6 a. Hasil penelitian berupa capaian literasi sains dan sikap ilmiah siswa dapat menjadi masukan bagi sekolah dalam mengevaluasi pelaksanaan KTSP (Kurikulum Tingkat Satuan Pendidikan). 3. Bagi Pemerintah a. Pemerintah melalui dinas pendidikan setempat dapat melakukan evaluasi pencapaian literasi sains bedasarkan hasil dan temuan pada penelitian ini. 4. Bagi Peneliti Lain a. Hasil dan temuan dalam penelitian ini bersama hasil penelitianpenelitian lain yang relevan dapat ditindak lanjuti pada penelitian lain yang lebih spesifik dan diharapkan dalam skala besar. F. Asumsi-asumsi Berikut adalah asumsi-asumsi yang telah dirumuskan: 1. Penerapan pembelajaran inkuiri secara sistematis menurut tingkatan inkuiri yaitu discovery learning, interactive demonstration, inquiry lesson, inquiry lab, dan hypothetical inquiry, dapat mengembangkan kemampuan berfikir intelektual, pemahaman konseptual dan process skill siswa (Wenning, 2012a). 2. Metode pembelajaran interactive lecture demonstration dapat memberikan perubahan konseptual secara signifikan (Ashkenazi & Zimrot, 2007). 3. Siswa yang mendapatkan demonstrasi secara interaktif dapat lebih memahami konsep yang diajarkan dibandingkan dengan siswa yang mendapat demonstrasi secara pasif (Crouch, et al., 2004). 4. Pembelajaran berbasis inkuiri dapat menimbulkan kepercayaan diri dalam melakukan penyelidikan ilmiah dibandingkan metode tradisional (Brickman, et al., 2011). 5. Metode inkuiri melibatkan secara maksimal kemampuan menyelidiki secara cermat, sistematis dan kritis serta kepercayaan diri dalam mengungkapkan fenomena tersebut (Widodo, 2011).

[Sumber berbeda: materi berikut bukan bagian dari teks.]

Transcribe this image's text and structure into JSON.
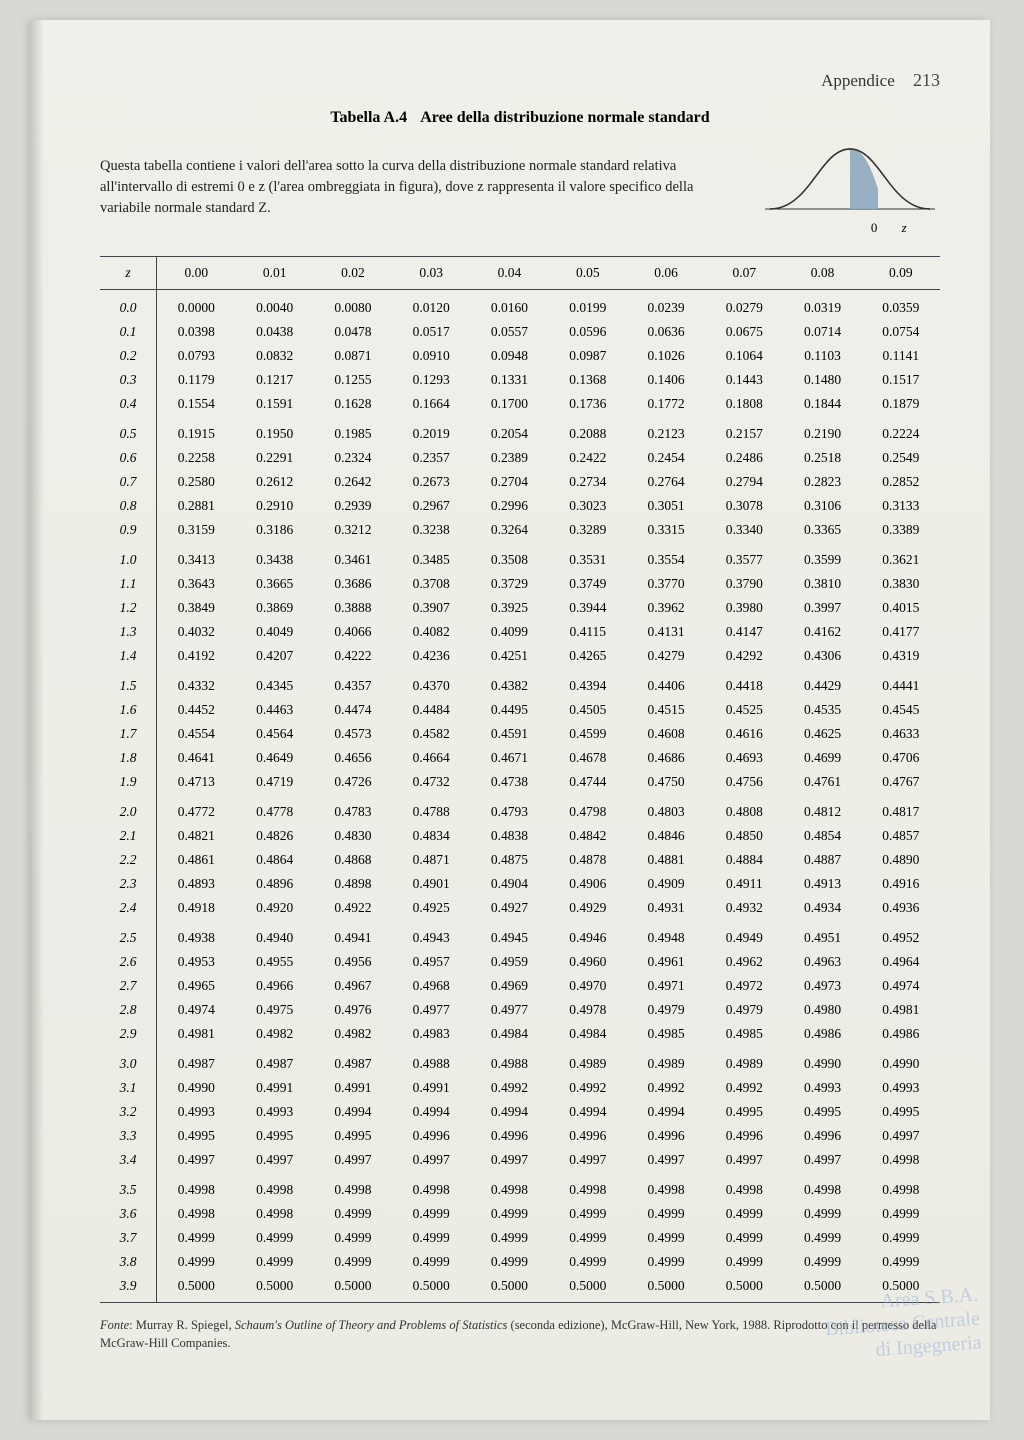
{
  "header": {
    "appendix": "Appendice",
    "page": "213"
  },
  "title": {
    "num": "Tabella A.4",
    "text": "Aree della distribuzione normale standard"
  },
  "intro": "Questa tabella contiene i valori dell'area sotto la curva della distribuzione normale standard relativa all'intervallo di estremi 0 e z (l'area ombreggiata in figura), dove z rappresenta il valore specifico della variabile normale standard Z.",
  "curve": {
    "zero": "0",
    "z": "z",
    "stroke": "#333333",
    "fill": "#8ea8bf"
  },
  "table": {
    "z_label": "z",
    "col_headers": [
      "0.00",
      "0.01",
      "0.02",
      "0.03",
      "0.04",
      "0.05",
      "0.06",
      "0.07",
      "0.08",
      "0.09"
    ],
    "groups": [
      [
        {
          "z": "0.0",
          "v": [
            "0.0000",
            "0.0040",
            "0.0080",
            "0.0120",
            "0.0160",
            "0.0199",
            "0.0239",
            "0.0279",
            "0.0319",
            "0.0359"
          ]
        },
        {
          "z": "0.1",
          "v": [
            "0.0398",
            "0.0438",
            "0.0478",
            "0.0517",
            "0.0557",
            "0.0596",
            "0.0636",
            "0.0675",
            "0.0714",
            "0.0754"
          ]
        },
        {
          "z": "0.2",
          "v": [
            "0.0793",
            "0.0832",
            "0.0871",
            "0.0910",
            "0.0948",
            "0.0987",
            "0.1026",
            "0.1064",
            "0.1103",
            "0.1141"
          ]
        },
        {
          "z": "0.3",
          "v": [
            "0.1179",
            "0.1217",
            "0.1255",
            "0.1293",
            "0.1331",
            "0.1368",
            "0.1406",
            "0.1443",
            "0.1480",
            "0.1517"
          ]
        },
        {
          "z": "0.4",
          "v": [
            "0.1554",
            "0.1591",
            "0.1628",
            "0.1664",
            "0.1700",
            "0.1736",
            "0.1772",
            "0.1808",
            "0.1844",
            "0.1879"
          ]
        }
      ],
      [
        {
          "z": "0.5",
          "v": [
            "0.1915",
            "0.1950",
            "0.1985",
            "0.2019",
            "0.2054",
            "0.2088",
            "0.2123",
            "0.2157",
            "0.2190",
            "0.2224"
          ]
        },
        {
          "z": "0.6",
          "v": [
            "0.2258",
            "0.2291",
            "0.2324",
            "0.2357",
            "0.2389",
            "0.2422",
            "0.2454",
            "0.2486",
            "0.2518",
            "0.2549"
          ]
        },
        {
          "z": "0.7",
          "v": [
            "0.2580",
            "0.2612",
            "0.2642",
            "0.2673",
            "0.2704",
            "0.2734",
            "0.2764",
            "0.2794",
            "0.2823",
            "0.2852"
          ]
        },
        {
          "z": "0.8",
          "v": [
            "0.2881",
            "0.2910",
            "0.2939",
            "0.2967",
            "0.2996",
            "0.3023",
            "0.3051",
            "0.3078",
            "0.3106",
            "0.3133"
          ]
        },
        {
          "z": "0.9",
          "v": [
            "0.3159",
            "0.3186",
            "0.3212",
            "0.3238",
            "0.3264",
            "0.3289",
            "0.3315",
            "0.3340",
            "0.3365",
            "0.3389"
          ]
        }
      ],
      [
        {
          "z": "1.0",
          "v": [
            "0.3413",
            "0.3438",
            "0.3461",
            "0.3485",
            "0.3508",
            "0.3531",
            "0.3554",
            "0.3577",
            "0.3599",
            "0.3621"
          ]
        },
        {
          "z": "1.1",
          "v": [
            "0.3643",
            "0.3665",
            "0.3686",
            "0.3708",
            "0.3729",
            "0.3749",
            "0.3770",
            "0.3790",
            "0.3810",
            "0.3830"
          ]
        },
        {
          "z": "1.2",
          "v": [
            "0.3849",
            "0.3869",
            "0.3888",
            "0.3907",
            "0.3925",
            "0.3944",
            "0.3962",
            "0.3980",
            "0.3997",
            "0.4015"
          ]
        },
        {
          "z": "1.3",
          "v": [
            "0.4032",
            "0.4049",
            "0.4066",
            "0.4082",
            "0.4099",
            "0.4115",
            "0.4131",
            "0.4147",
            "0.4162",
            "0.4177"
          ]
        },
        {
          "z": "1.4",
          "v": [
            "0.4192",
            "0.4207",
            "0.4222",
            "0.4236",
            "0.4251",
            "0.4265",
            "0.4279",
            "0.4292",
            "0.4306",
            "0.4319"
          ]
        }
      ],
      [
        {
          "z": "1.5",
          "v": [
            "0.4332",
            "0.4345",
            "0.4357",
            "0.4370",
            "0.4382",
            "0.4394",
            "0.4406",
            "0.4418",
            "0.4429",
            "0.4441"
          ]
        },
        {
          "z": "1.6",
          "v": [
            "0.4452",
            "0.4463",
            "0.4474",
            "0.4484",
            "0.4495",
            "0.4505",
            "0.4515",
            "0.4525",
            "0.4535",
            "0.4545"
          ]
        },
        {
          "z": "1.7",
          "v": [
            "0.4554",
            "0.4564",
            "0.4573",
            "0.4582",
            "0.4591",
            "0.4599",
            "0.4608",
            "0.4616",
            "0.4625",
            "0.4633"
          ]
        },
        {
          "z": "1.8",
          "v": [
            "0.4641",
            "0.4649",
            "0.4656",
            "0.4664",
            "0.4671",
            "0.4678",
            "0.4686",
            "0.4693",
            "0.4699",
            "0.4706"
          ]
        },
        {
          "z": "1.9",
          "v": [
            "0.4713",
            "0.4719",
            "0.4726",
            "0.4732",
            "0.4738",
            "0.4744",
            "0.4750",
            "0.4756",
            "0.4761",
            "0.4767"
          ]
        }
      ],
      [
        {
          "z": "2.0",
          "v": [
            "0.4772",
            "0.4778",
            "0.4783",
            "0.4788",
            "0.4793",
            "0.4798",
            "0.4803",
            "0.4808",
            "0.4812",
            "0.4817"
          ]
        },
        {
          "z": "2.1",
          "v": [
            "0.4821",
            "0.4826",
            "0.4830",
            "0.4834",
            "0.4838",
            "0.4842",
            "0.4846",
            "0.4850",
            "0.4854",
            "0.4857"
          ]
        },
        {
          "z": "2.2",
          "v": [
            "0.4861",
            "0.4864",
            "0.4868",
            "0.4871",
            "0.4875",
            "0.4878",
            "0.4881",
            "0.4884",
            "0.4887",
            "0.4890"
          ]
        },
        {
          "z": "2.3",
          "v": [
            "0.4893",
            "0.4896",
            "0.4898",
            "0.4901",
            "0.4904",
            "0.4906",
            "0.4909",
            "0.4911",
            "0.4913",
            "0.4916"
          ]
        },
        {
          "z": "2.4",
          "v": [
            "0.4918",
            "0.4920",
            "0.4922",
            "0.4925",
            "0.4927",
            "0.4929",
            "0.4931",
            "0.4932",
            "0.4934",
            "0.4936"
          ]
        }
      ],
      [
        {
          "z": "2.5",
          "v": [
            "0.4938",
            "0.4940",
            "0.4941",
            "0.4943",
            "0.4945",
            "0.4946",
            "0.4948",
            "0.4949",
            "0.4951",
            "0.4952"
          ]
        },
        {
          "z": "2.6",
          "v": [
            "0.4953",
            "0.4955",
            "0.4956",
            "0.4957",
            "0.4959",
            "0.4960",
            "0.4961",
            "0.4962",
            "0.4963",
            "0.4964"
          ]
        },
        {
          "z": "2.7",
          "v": [
            "0.4965",
            "0.4966",
            "0.4967",
            "0.4968",
            "0.4969",
            "0.4970",
            "0.4971",
            "0.4972",
            "0.4973",
            "0.4974"
          ]
        },
        {
          "z": "2.8",
          "v": [
            "0.4974",
            "0.4975",
            "0.4976",
            "0.4977",
            "0.4977",
            "0.4978",
            "0.4979",
            "0.4979",
            "0.4980",
            "0.4981"
          ]
        },
        {
          "z": "2.9",
          "v": [
            "0.4981",
            "0.4982",
            "0.4982",
            "0.4983",
            "0.4984",
            "0.4984",
            "0.4985",
            "0.4985",
            "0.4986",
            "0.4986"
          ]
        }
      ],
      [
        {
          "z": "3.0",
          "v": [
            "0.4987",
            "0.4987",
            "0.4987",
            "0.4988",
            "0.4988",
            "0.4989",
            "0.4989",
            "0.4989",
            "0.4990",
            "0.4990"
          ]
        },
        {
          "z": "3.1",
          "v": [
            "0.4990",
            "0.4991",
            "0.4991",
            "0.4991",
            "0.4992",
            "0.4992",
            "0.4992",
            "0.4992",
            "0.4993",
            "0.4993"
          ]
        },
        {
          "z": "3.2",
          "v": [
            "0.4993",
            "0.4993",
            "0.4994",
            "0.4994",
            "0.4994",
            "0.4994",
            "0.4994",
            "0.4995",
            "0.4995",
            "0.4995"
          ]
        },
        {
          "z": "3.3",
          "v": [
            "0.4995",
            "0.4995",
            "0.4995",
            "0.4996",
            "0.4996",
            "0.4996",
            "0.4996",
            "0.4996",
            "0.4996",
            "0.4997"
          ]
        },
        {
          "z": "3.4",
          "v": [
            "0.4997",
            "0.4997",
            "0.4997",
            "0.4997",
            "0.4997",
            "0.4997",
            "0.4997",
            "0.4997",
            "0.4997",
            "0.4998"
          ]
        }
      ],
      [
        {
          "z": "3.5",
          "v": [
            "0.4998",
            "0.4998",
            "0.4998",
            "0.4998",
            "0.4998",
            "0.4998",
            "0.4998",
            "0.4998",
            "0.4998",
            "0.4998"
          ]
        },
        {
          "z": "3.6",
          "v": [
            "0.4998",
            "0.4998",
            "0.4999",
            "0.4999",
            "0.4999",
            "0.4999",
            "0.4999",
            "0.4999",
            "0.4999",
            "0.4999"
          ]
        },
        {
          "z": "3.7",
          "v": [
            "0.4999",
            "0.4999",
            "0.4999",
            "0.4999",
            "0.4999",
            "0.4999",
            "0.4999",
            "0.4999",
            "0.4999",
            "0.4999"
          ]
        },
        {
          "z": "3.8",
          "v": [
            "0.4999",
            "0.4999",
            "0.4999",
            "0.4999",
            "0.4999",
            "0.4999",
            "0.4999",
            "0.4999",
            "0.4999",
            "0.4999"
          ]
        },
        {
          "z": "3.9",
          "v": [
            "0.5000",
            "0.5000",
            "0.5000",
            "0.5000",
            "0.5000",
            "0.5000",
            "0.5000",
            "0.5000",
            "0.5000",
            "0.5000"
          ]
        }
      ]
    ]
  },
  "fonte": {
    "label": "Fonte",
    "text": ": Murray R. Spiegel, ",
    "book": "Schaum's Outline of Theory and Problems of Statistics",
    "tail": " (seconda edizione), McGraw-Hill, New York, 1988. Riprodotto con il permesso della McGraw-Hill Companies."
  },
  "stamp": {
    "l1": "Area S.B.A.",
    "l2": "Biblioteca Centrale",
    "l3": "di Ingegneria"
  }
}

7 G. Hipotesis Penelitian 1. (H 0 ) : Tidak terdapat perbedaan peningkatan literasi sains dan sikap ilmiah pada kelompok dengan pembelajaran interactive demonstration (eksperimen) dibandingkan dengan kelompok dengan pembelajaran konvensional (kontrol). 2. (H 1 ) : Terdapat perbedaan peningkatan literasi sains dan sikap ilmiah pada kelompok dengan pembelajaran interactive demonstration (eksperimen) dibandingkan dengan kelompok dengan pembelajaran konvensional (kontrol).